Le moment décisif a eu lieu après avoir donné une conférence et participé à un atelier lors d’une conférence de langue autochtone à Prince Albert en 2004… Deux femmes cries me ramenaient en voiture. Elles avaient participé à mon atelier sur les enregistrements sonores et la documentation lors duquel nous enregistrions des mots et des expressions communes de leurs très nombreux dialectes. Elles m’ont alors demandé de leur donner une copie de la carte de la famille linguistique du cri-innu, carte que je leur avais montrée. Elles n’avaient jamais compris qu’elles faisaient partie d’une famille de langues qui s’étendait à travers le pays jusqu’à l’océan atlantique ! L’idée suivante m’a alors traversé l’esprit : sons + carte ? Et pourquoi pas ne pas les mettre ensemble ? J’aimerais d’ailleurs rendre hommage à ces deux femmes pour ce moment magique.

On a ensuite fabriqué un prototype, puis est venu le financement, et les cartes Google ont été disponibles la même année, en 2005. Il s’agissait d’abord seulement du cri-innu mais 3 ou 4 ans plus tard, nous avons reçu des demandes pour d’autres langues et dialectes. On a développé notre travail pour les inclure et ainsi de suite.

MI : Quels étaient les obstacles et les défis quant à la mise en commun d’un projet aussi vaste et à l’implication d’autant de personnes ?

MO.J : Quelques défis techniques: devoir reprogrammer dans la durabilité les logiciels (qui fonctionnent sur des serveurs bas de gamme), devoir s’adapter aux préférences techniques et à l’expertise des contributeurs. Nous avons fait l’expérience de beaucoup de bonne volonté. Certaines personnes ou certains groupes continuent de me contacter pour nous rejoindre. En général, ça ne prend qu’une personne volontaire pour travailler avec nous. Ils veulent être représentés ici. C’est ouvert à tous et le travail est collaboratif si bien que les contributeurs peuvent faire ce qu’ils souhaitent avec leur matériel après.
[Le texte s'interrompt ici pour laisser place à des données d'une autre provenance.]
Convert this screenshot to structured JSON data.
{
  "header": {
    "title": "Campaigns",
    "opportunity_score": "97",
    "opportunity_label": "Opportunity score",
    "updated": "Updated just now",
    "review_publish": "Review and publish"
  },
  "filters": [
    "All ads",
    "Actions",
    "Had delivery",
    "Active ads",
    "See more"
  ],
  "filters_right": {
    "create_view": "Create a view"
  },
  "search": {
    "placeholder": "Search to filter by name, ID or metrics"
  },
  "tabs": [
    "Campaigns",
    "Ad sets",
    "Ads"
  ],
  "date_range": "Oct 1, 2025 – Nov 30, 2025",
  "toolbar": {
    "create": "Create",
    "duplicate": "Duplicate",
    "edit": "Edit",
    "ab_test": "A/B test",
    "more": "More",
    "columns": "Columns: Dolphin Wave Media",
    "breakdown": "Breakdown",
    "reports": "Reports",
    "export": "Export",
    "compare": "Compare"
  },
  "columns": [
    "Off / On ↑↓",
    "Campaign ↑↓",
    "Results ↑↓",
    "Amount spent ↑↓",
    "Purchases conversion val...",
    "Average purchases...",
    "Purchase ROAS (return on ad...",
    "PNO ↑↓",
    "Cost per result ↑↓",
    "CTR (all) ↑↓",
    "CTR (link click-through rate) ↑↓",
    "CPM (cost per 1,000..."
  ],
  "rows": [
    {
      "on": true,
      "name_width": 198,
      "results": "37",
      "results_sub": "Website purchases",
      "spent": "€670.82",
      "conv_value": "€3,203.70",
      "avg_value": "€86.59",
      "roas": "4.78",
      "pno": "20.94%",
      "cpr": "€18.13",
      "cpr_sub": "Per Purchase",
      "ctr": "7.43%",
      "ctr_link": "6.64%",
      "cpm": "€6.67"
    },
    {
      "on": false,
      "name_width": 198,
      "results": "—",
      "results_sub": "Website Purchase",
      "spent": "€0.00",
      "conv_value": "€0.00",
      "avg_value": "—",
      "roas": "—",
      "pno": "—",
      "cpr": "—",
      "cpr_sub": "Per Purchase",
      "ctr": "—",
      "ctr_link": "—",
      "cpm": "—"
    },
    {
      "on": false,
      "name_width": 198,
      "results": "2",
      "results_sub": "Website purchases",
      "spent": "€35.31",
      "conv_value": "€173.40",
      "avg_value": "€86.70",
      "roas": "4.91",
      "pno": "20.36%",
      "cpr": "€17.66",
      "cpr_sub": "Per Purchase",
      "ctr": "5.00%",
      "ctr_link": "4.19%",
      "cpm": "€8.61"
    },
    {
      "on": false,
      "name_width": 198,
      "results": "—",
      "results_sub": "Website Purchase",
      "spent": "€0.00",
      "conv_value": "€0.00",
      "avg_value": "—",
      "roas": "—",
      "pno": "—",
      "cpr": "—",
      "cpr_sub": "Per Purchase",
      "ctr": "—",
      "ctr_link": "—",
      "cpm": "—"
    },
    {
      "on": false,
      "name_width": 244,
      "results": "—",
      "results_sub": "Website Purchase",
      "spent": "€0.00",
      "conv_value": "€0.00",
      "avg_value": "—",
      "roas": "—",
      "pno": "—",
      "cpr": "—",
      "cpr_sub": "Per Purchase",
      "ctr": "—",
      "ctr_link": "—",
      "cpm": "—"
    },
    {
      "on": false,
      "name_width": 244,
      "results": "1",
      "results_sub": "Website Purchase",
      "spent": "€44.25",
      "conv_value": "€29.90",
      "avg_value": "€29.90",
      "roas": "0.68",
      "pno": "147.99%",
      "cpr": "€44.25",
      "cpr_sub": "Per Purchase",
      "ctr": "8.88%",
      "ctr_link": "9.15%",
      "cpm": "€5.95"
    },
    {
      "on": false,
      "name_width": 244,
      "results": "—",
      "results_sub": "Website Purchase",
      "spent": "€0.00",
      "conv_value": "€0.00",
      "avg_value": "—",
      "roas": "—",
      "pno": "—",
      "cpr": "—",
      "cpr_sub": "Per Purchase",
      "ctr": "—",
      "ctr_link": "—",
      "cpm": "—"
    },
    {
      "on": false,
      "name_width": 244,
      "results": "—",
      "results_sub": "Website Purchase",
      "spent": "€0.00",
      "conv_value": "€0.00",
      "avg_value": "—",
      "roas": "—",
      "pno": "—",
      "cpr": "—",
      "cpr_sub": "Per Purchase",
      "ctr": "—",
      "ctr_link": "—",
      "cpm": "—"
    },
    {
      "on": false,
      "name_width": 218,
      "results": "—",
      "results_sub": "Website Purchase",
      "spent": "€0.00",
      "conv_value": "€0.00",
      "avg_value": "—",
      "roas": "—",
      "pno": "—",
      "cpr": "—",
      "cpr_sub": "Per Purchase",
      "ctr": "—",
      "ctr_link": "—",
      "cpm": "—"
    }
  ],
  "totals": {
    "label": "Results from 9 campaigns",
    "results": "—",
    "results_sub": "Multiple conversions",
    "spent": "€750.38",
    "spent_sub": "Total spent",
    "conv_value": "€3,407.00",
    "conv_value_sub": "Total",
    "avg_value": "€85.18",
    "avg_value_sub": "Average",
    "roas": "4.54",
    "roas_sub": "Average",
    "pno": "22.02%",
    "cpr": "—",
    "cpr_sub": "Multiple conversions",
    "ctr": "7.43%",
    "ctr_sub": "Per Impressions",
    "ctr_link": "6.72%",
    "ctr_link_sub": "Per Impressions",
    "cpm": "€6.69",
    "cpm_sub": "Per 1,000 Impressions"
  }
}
MI : Qu’est-ce que les communautés impliquées ont ressenti face à vos efforts et, qu’est-ce qu’ils ressentent maintenant qu’ils peuvent voir le produit fini ?

MO.J : En général ils adorent. Ils ressentent de la fierté à être représentés et ils apprécient pourvoir écouter leurs cousins et leurs voisins. Plus récemment la production de versions mobiles (les applications) est extrêmement populaire. L’application de conversation de cri de l’Est a été téléchargée plus de 1 120 fois, rien que sur iOS.

MI : Comment une communauté linguistique peut-elle promouvoir, documenter ou revitaliser sa langue grâce aux nouvelles technologies?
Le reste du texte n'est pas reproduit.